The expected value of immediate partial perfect information (EVIPPI) is the expected reduction in ETSC or ETHC (compared to the EV|CI case) achieved through immediate perfect information about one or more of the parameters that govern the population risk. In the present report, the term 'partial perfect information' is used to refer to an elimination of uncertainty about μ_tox, as toxicity testing can only reduce uncertainty about μ_tox, and not uncertainty about exposure. Thus, EVIPPI can serve as an upper limit on the VOI for any alternative toxicity-testing strategy that may be contemplated.

In practice, it is impossible to eliminate uncertainty completely. The expected value of immediate sample information (EVISI) measures the reduction in ETSC or ETHC achieved by a toxicity test that reduces uncertainty in μ_tox by a known degree or proportion. This VOI metric does not consider the delay in decision-making due to testing and human health assessment process.

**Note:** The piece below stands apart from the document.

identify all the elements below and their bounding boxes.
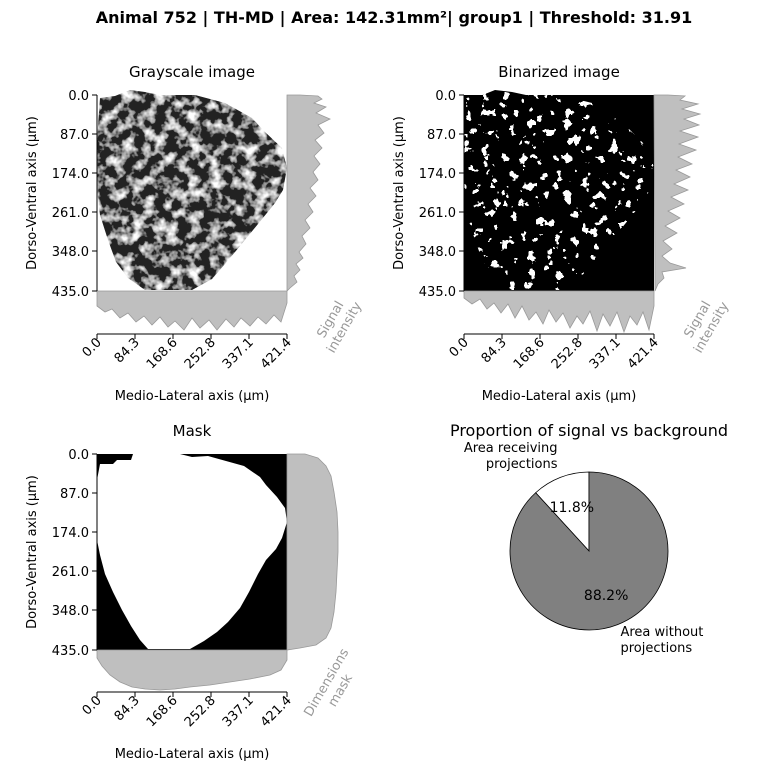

Therefore, it serves as an upper limit on the VOI for the specific toxicity-testing method under consideration.

The expected value of delayed sample information (EVDSI) differs from the EVISI in that it acknowledges that both the ETSC and ETHC are impacted by the delay in decision-making due to toxicity testing and human health assessment process. A positive EVDSI value implies that the reduction in uncertainty due to testing is beneficial after taking this delay into account. The difference between the EVISI and EVDSI, which is the loss in value solely due to the delay component, is referred to as the cost of delay (COD).

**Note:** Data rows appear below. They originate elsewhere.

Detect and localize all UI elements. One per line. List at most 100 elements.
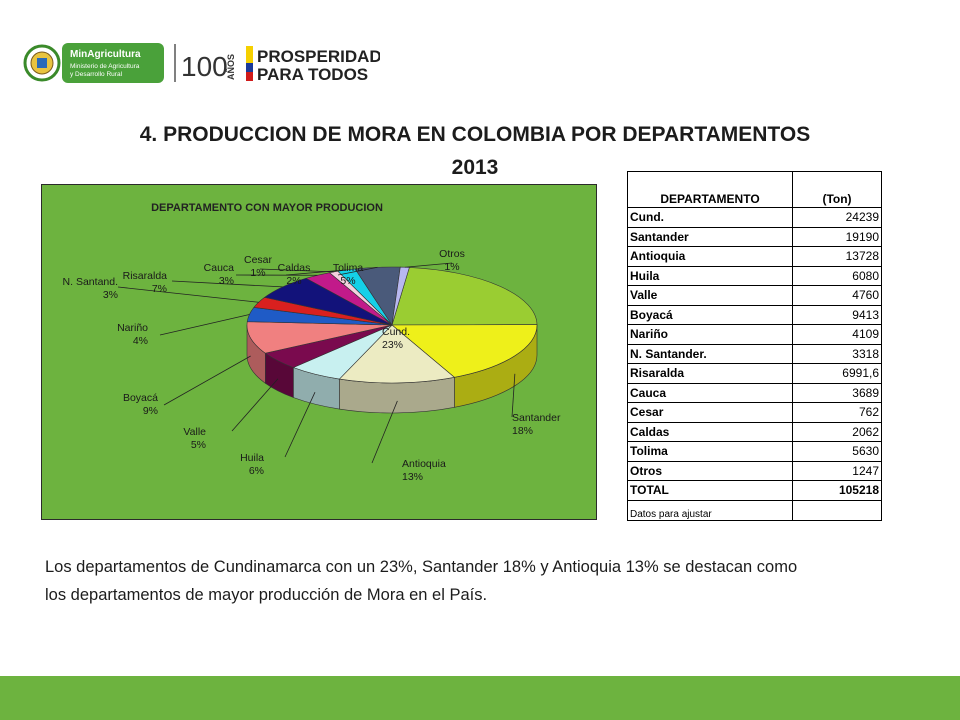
pie-slice-percent-label: 2%	[286, 275, 301, 287]
tons-cell: 6080	[792, 265, 882, 286]
department-cell: Valle	[627, 285, 793, 306]
pie-slice-percent-label: 23%	[382, 339, 403, 351]
title-line1: 4. PRODUCCION DE MORA EN COLOMBIA POR DE…	[139, 123, 811, 146]
pie-slice-name-label: Cesar	[244, 254, 273, 266]
department-cell: Caldas	[627, 421, 793, 442]
table-note-row: Datos para ajustar	[627, 499, 882, 521]
department-cell: Otros	[627, 460, 793, 481]
tons-cell: 4760	[792, 285, 882, 306]
table-header-row: DEPARTAMENTO (Ton)	[627, 171, 882, 208]
pie-leader-line	[284, 391, 316, 458]
table-note: Datos para ajustar	[627, 499, 793, 521]
tons-cell: 1247	[792, 460, 882, 481]
department-cell: Antioquia	[627, 246, 793, 267]
table-row: Antioquia 13728	[627, 246, 882, 267]
department-cell: Huila	[627, 265, 793, 286]
pie-leader-line	[285, 269, 347, 276]
pie-slice-name-label: Antioquia	[402, 458, 446, 470]
pie-slice-name-label: Valle	[183, 426, 206, 438]
table-row: Risaralda 6991,6	[627, 363, 882, 384]
pie-slice-percent-label: 3%	[103, 289, 118, 301]
page-title: 4. PRODUCCION DE MORA EN COLOMBIA POR DE…	[100, 118, 850, 184]
pie-chart: DEPARTAMENTO CON MAYOR PRODUCION Cund.23…	[63, 202, 561, 483]
tons-cell: 13728	[792, 246, 882, 267]
pie-leader-line	[371, 400, 398, 464]
pie-slice-percent-label: 1%	[250, 267, 265, 279]
table-row: Cesar 762	[627, 402, 882, 423]
table-row: Valle 4760	[627, 285, 882, 306]
table-row: Cauca 3689	[627, 382, 882, 403]
chart-title: DEPARTAMENTO CON MAYOR PRODUCION	[151, 202, 383, 214]
pie-slice-percent-label: 5%	[340, 275, 355, 287]
pie-slice-percent-label: 7%	[152, 283, 167, 295]
pie-slice-percent-label: 6%	[249, 465, 264, 477]
tons-cell: 9413	[792, 304, 882, 325]
total-value: 105218	[792, 480, 882, 501]
pie-leader-line	[259, 268, 334, 273]
pie-leader-line	[404, 262, 453, 268]
ministry-sub1: Ministerio de Agricultura	[70, 63, 140, 70]
department-cell: Boyacá	[627, 304, 793, 325]
conclusion-text: Los departamentos de Cundinamarca con un…	[45, 553, 925, 609]
column-header-department: DEPARTAMENTO	[627, 171, 793, 208]
years-number: 100	[181, 51, 228, 82]
table-row: Nariño 4109	[627, 324, 882, 345]
pie-slice-percent-label: 3%	[219, 275, 234, 287]
colombia-flag-icon	[246, 46, 253, 81]
column-header-tons: (Ton)	[792, 171, 882, 208]
production-table: DEPARTAMENTO (Ton) Cund. 24239 Santander 19…	[627, 171, 882, 521]
pie-slice-name-label: Nariño	[117, 322, 148, 334]
coat-of-arms-icon	[23, 44, 61, 82]
pie-slice-name-label: Tolima	[333, 262, 364, 274]
pie-slice-name-label: Risaralda	[123, 270, 168, 282]
tons-cell: 762	[792, 402, 882, 423]
pie-slice-name-label: Huila	[240, 452, 264, 464]
pie-slice-percent-label: 13%	[402, 471, 423, 483]
minagricultura-logo: MinAgricultura Ministerio de Agricultura…	[62, 43, 164, 83]
pie-slice	[391, 267, 538, 326]
table-row: Boyacá 9413	[627, 304, 882, 325]
ministry-name: MinAgricultura	[70, 49, 141, 60]
years-word: AÑOS	[226, 54, 236, 80]
department-cell: Tolima	[627, 441, 793, 462]
pie-slice-name-label: Otros	[439, 248, 465, 260]
pie-leader-line	[117, 286, 259, 303]
department-cell: Cauca	[627, 382, 793, 403]
table-row: Cund. 24239	[627, 207, 882, 228]
pie-slice-name-label: N. Santand.	[63, 276, 118, 288]
slogan-line1: PROSPERIDAD	[257, 47, 380, 66]
table-row: N. Santander. 3318	[627, 343, 882, 364]
tons-cell: 3318	[792, 343, 882, 364]
pie-slice-name-label: Cauca	[204, 262, 235, 274]
pie-slice	[391, 324, 538, 378]
pie-slice-name-label: Santander	[512, 412, 561, 424]
slogan-line2: PARA TODOS	[257, 65, 368, 84]
department-cell: Nariño	[627, 324, 793, 345]
department-cell: Risaralda	[627, 363, 793, 384]
pie-slice-percent-label: 5%	[191, 439, 206, 451]
table-row: Huila 6080	[627, 265, 882, 286]
ministry-sub2: y Desarrollo Rural	[70, 71, 123, 78]
table-row: Santander 19190	[627, 226, 882, 247]
pie-slice-percent-label: 9%	[143, 405, 158, 417]
tons-cell: 3689	[792, 382, 882, 403]
conclusion-line1: Los departamentos de Cundinamarca con un…	[45, 558, 798, 576]
pie-leader-line	[171, 280, 283, 288]
tons-cell: 19190	[792, 226, 882, 247]
department-cell: N. Santander.	[627, 343, 793, 364]
pie-leader-line	[511, 373, 516, 418]
tons-cell: 2062	[792, 421, 882, 442]
pie-slice	[391, 266, 410, 326]
pie-leader-line	[231, 378, 279, 432]
tons-cell: 4109	[792, 324, 882, 345]
total-label: TOTAL	[627, 480, 793, 501]
pie-leader-line	[159, 314, 250, 336]
footer-bar	[0, 676, 960, 720]
pie-slice	[246, 321, 393, 354]
table-row: Otros 1247	[627, 460, 882, 481]
table-row: Caldas 2062	[627, 421, 882, 442]
header-logos: MinAgricultura Ministerio de Agricultura…	[23, 43, 380, 84]
pie-slice-percent-label: 4%	[133, 335, 148, 347]
table-note-empty	[792, 499, 882, 521]
pie-leader-line	[337, 266, 378, 276]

The cost of toxicity testing needs to be considered when determining the VOI. The expected net benefit of sampling (ENBS), defined as the difference between the EVDSI and the cost of testing (COT), reflects these costs. Finally, the return on investment (ROI), defined as the ratio between ENBS and COT, reflects the economic benefits per dollar spent in testing.

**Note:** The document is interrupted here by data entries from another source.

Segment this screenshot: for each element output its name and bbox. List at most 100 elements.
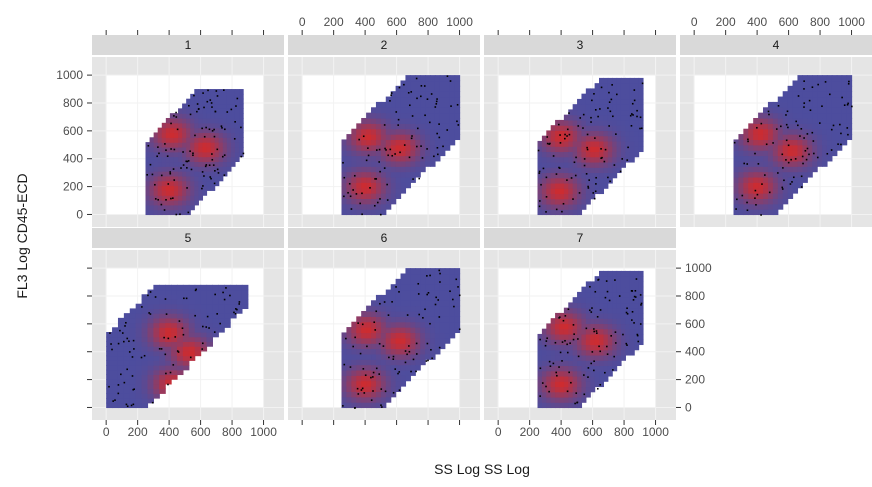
density-cell [129,402,137,409]
density-cell [763,182,769,189]
density-cell [222,137,228,143]
density-cell [212,327,219,333]
density-cell [607,135,613,142]
density-cell [346,182,352,189]
data-point [390,92,393,94]
density-cell [405,300,411,307]
density-cell [537,146,543,153]
density-cell [380,402,387,409]
data-point [841,96,843,99]
density-cell [449,80,456,87]
density-cell [585,135,591,142]
density-cell [210,137,216,143]
density-cell [767,182,774,189]
density-cell [638,297,644,304]
density-cell [173,161,179,167]
density-cell [420,348,426,355]
density-cell [186,190,191,196]
density-cell [171,298,178,305]
density-cell [341,375,348,382]
density-cell [555,125,561,132]
density-cell [375,182,382,189]
density-cell [380,160,387,167]
density-cell [555,182,561,189]
density-cell [206,308,213,314]
density-cell [147,317,154,324]
density-cell [822,112,828,119]
density-cell [214,108,220,114]
density-cell [612,98,618,105]
density-cell [112,383,119,390]
density-cell [153,284,160,291]
data-point [631,319,633,321]
density-cell [802,75,808,82]
data-point [342,405,344,407]
density-cell [153,185,159,191]
density-cell [361,316,367,323]
density-cell [371,343,377,350]
density-cell [559,156,565,163]
data-point [164,353,167,356]
density-cell [210,142,216,148]
density-cell [625,312,631,319]
data-point [613,164,616,166]
density-cell [420,91,426,98]
density-cell [366,375,372,382]
density-cell [361,396,367,403]
density-cell [153,313,160,319]
density-cell [117,402,125,409]
density-cell [366,343,372,350]
density-cell [638,307,644,314]
density-cell [748,166,754,173]
density-cell [449,284,456,291]
density-cell [224,294,231,300]
density-cell [202,132,208,138]
density-cell [817,134,823,141]
density-cell [454,75,461,82]
facet-panel-1: 1 [92,35,284,227]
density-cell [634,146,640,153]
density-cell [159,360,166,366]
density-cell [173,156,179,163]
density-cell [346,193,352,199]
density-cell [541,193,547,200]
density-cell [634,114,640,121]
density-cell [550,375,556,382]
density-cell [599,270,605,277]
density-cell [603,344,609,351]
density-cell [792,107,799,114]
density-cell [165,171,171,177]
density-cell [616,302,622,309]
density-cell [129,360,137,366]
density-cell [241,294,249,300]
density-cell [846,101,853,108]
density-cell [410,294,416,301]
density-cell [212,313,219,319]
data-point [583,393,586,396]
data-point [590,362,593,365]
data-point [410,370,412,373]
density-cell [194,166,199,172]
density-cell [395,332,402,339]
density-cell [230,117,236,124]
density-cell [420,96,426,103]
density-cell [106,336,113,343]
density-cell [234,93,240,100]
density-cell [572,375,578,382]
density-cell [590,375,596,382]
facet-strip [484,228,676,248]
data-point [613,355,615,358]
density-cell [797,160,803,167]
density-cell [753,123,759,130]
data-point [767,110,770,113]
density-cell [375,359,382,366]
density-cell [581,119,587,126]
density-cell [590,182,596,189]
density-cell [812,85,818,92]
density-cell [351,155,357,162]
density-cell [846,85,853,92]
density-cell [153,360,160,366]
density-cell [375,316,382,323]
density-cell [568,349,574,356]
data-point [214,110,217,113]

In practice, implementing VOI analyses requires careful consideration of the health endpoint or endpoints to be included in the analysis and the methods used to evaluate each of these endpoints in economic terms. With multiple health endpoints, consideration will also need to be given to the nature of the dose-response relationship for each endpoint. The BRDM and TRDM may also be subject to different constraints in real-world decision making, which may need to be considered in conducting VOI analyses in specific circumstances.

It should be noted that additional toxicity testing has value when the information obtained through testing results in a posterior decision that differs from the prior decision that would have been taken in the absence of collecting additional toxicity data. By reducing uncertainty about the toxicity of the chemical of interest, it is possible to make a better decision on the need for regulatory action, within the context of the decision-making paradigm being used. For the BRDM, if the additional information results in a posterior ORE that is different from the prior ORE, the additional toxicity testing data has provided value by virtue of the reduction in uncertainty. For the TRDM, the value of uncertainty reduction is realized when the additional toxicity testing information leads to a decision to regulate the chemical of interest, resulting in a concomitant socio-economic benefit expressed as a reduction in health cost. In other words, if additional toxicity testing information cannot alter the decision under either of our two decision rules (benefit-risk or target-risk), such information does not provide value under the VOI framework used here.

The key concepts in VOI analysis are summarized in Table 4-1. Precise mathematical definitions of these concepts can be found in Hagiwara et al. (2022). A visual illustration of the quantitative relationships among the output parameters discussed in this section is provided in Figure 4-4.

Figure 4-4

Illustration of the decision contexts and VOI metrics used in the current case study to compare ETAP and THHA.